Working with Data in R
Class #8 (Thu., Jan 30)
PDF version
Reading:
Required Reading (everyone):
- R for Data Science, Ch. 4–6.
Reading Notes:
Overview of the reading
- See the homework assignment for the exercises you whould do.
Chapter 4
This very short chapter goes over guidance on style for naming variables and functions and formatting your code to make it easy to read and keep it organized.
Chapter 5
This chapter introduces principles of tidy data and tools in R for organizing your data into tidy formats.
Principles of Tidy Data
The fundamental idea is that there are many ways to organize a data set in a table with rows and columns. Different kinds of analysis call for different ways of organizing your data. However, for all these ways of organizing, there is an overarching principle, illustrated in the figure below:
- Each variable is a column and each column is a variable
- Each observation is a row, and each row is an observation
- Each value is a cell and each cell is a value

Pivoting Data
The chapter has two principle parts, each of which focuses on a different aspect of pivoting data by rearranging rows and columns.
Lengthening Data
The first part looks at tools for lengthening data by combining many columns into a single column and adding another column to indicate what each row signifies.

The key thing to pay attention to in this reading is the
pivot_longer()
function. The distinct()
function is also important,
because it helps us eliminate redundant rows.
Focus on sections 5.3.1 and 5.3.2.
Section 5.3.3 gets into fancier ways to lengthen data, which you will probably not need, so you can skim this section lightly.

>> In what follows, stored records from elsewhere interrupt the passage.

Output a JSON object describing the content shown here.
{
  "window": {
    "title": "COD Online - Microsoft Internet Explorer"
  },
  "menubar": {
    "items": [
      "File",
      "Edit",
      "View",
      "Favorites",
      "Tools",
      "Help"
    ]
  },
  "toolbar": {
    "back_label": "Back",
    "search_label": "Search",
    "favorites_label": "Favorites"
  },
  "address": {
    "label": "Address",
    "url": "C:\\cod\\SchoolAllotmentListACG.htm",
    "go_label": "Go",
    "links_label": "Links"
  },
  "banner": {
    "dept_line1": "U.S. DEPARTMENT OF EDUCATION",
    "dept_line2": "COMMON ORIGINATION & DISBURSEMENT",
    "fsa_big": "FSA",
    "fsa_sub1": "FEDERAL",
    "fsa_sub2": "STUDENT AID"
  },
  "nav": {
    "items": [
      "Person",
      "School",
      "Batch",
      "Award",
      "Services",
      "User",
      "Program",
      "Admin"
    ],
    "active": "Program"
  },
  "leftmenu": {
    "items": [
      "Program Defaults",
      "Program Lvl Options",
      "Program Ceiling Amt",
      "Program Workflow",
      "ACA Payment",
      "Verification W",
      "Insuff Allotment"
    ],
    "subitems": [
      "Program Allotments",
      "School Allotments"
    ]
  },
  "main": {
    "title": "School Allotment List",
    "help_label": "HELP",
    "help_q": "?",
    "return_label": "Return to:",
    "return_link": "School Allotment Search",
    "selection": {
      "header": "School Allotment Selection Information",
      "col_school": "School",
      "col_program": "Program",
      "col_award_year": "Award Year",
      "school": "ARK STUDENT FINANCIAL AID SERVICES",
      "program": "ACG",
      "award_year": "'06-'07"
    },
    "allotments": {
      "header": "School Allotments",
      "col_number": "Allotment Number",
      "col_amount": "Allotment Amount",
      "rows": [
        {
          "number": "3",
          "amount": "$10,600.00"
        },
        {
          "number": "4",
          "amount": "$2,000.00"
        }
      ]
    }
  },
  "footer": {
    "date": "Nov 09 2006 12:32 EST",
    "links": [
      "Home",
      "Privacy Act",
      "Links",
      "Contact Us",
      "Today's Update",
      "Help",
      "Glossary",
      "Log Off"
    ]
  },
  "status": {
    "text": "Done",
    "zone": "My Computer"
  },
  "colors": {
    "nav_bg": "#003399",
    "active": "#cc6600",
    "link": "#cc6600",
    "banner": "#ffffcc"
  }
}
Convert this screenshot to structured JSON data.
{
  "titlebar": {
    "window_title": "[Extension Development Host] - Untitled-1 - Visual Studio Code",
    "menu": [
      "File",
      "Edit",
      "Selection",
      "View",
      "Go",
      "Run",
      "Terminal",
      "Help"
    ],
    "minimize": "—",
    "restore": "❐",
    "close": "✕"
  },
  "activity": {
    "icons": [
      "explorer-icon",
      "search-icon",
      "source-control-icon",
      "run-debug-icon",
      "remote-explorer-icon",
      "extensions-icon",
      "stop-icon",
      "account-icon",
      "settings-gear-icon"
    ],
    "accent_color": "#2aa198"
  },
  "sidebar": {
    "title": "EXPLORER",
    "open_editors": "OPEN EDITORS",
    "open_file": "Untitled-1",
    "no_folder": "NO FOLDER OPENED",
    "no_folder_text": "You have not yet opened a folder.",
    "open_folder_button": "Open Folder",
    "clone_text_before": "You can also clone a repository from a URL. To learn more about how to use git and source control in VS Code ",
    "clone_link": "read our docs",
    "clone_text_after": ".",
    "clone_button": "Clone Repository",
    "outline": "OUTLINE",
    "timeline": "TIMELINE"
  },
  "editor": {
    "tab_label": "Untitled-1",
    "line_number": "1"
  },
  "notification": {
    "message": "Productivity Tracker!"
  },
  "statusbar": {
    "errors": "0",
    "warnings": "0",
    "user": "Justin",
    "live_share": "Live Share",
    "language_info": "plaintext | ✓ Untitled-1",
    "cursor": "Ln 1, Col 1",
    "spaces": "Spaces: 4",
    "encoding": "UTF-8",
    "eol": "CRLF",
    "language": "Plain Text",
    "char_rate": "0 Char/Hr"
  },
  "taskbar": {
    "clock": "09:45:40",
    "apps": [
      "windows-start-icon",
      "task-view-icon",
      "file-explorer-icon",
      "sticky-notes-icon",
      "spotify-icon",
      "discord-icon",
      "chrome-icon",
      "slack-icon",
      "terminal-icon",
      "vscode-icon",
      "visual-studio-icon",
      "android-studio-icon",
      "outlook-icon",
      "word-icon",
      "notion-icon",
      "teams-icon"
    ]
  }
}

However, do pay enough attention to section 5.3.3 that you will know what is possible and can return to it later if you’re reading in complicated data and need the more powerful tools to organize it.
Widening Data
The second part looks at tools for widening data by splitting up
one column into multiple columns. Widening is much simpler than
lengthening data, so this section is shorter. The key thing here
is to become familiar with the pivot_wider()
function.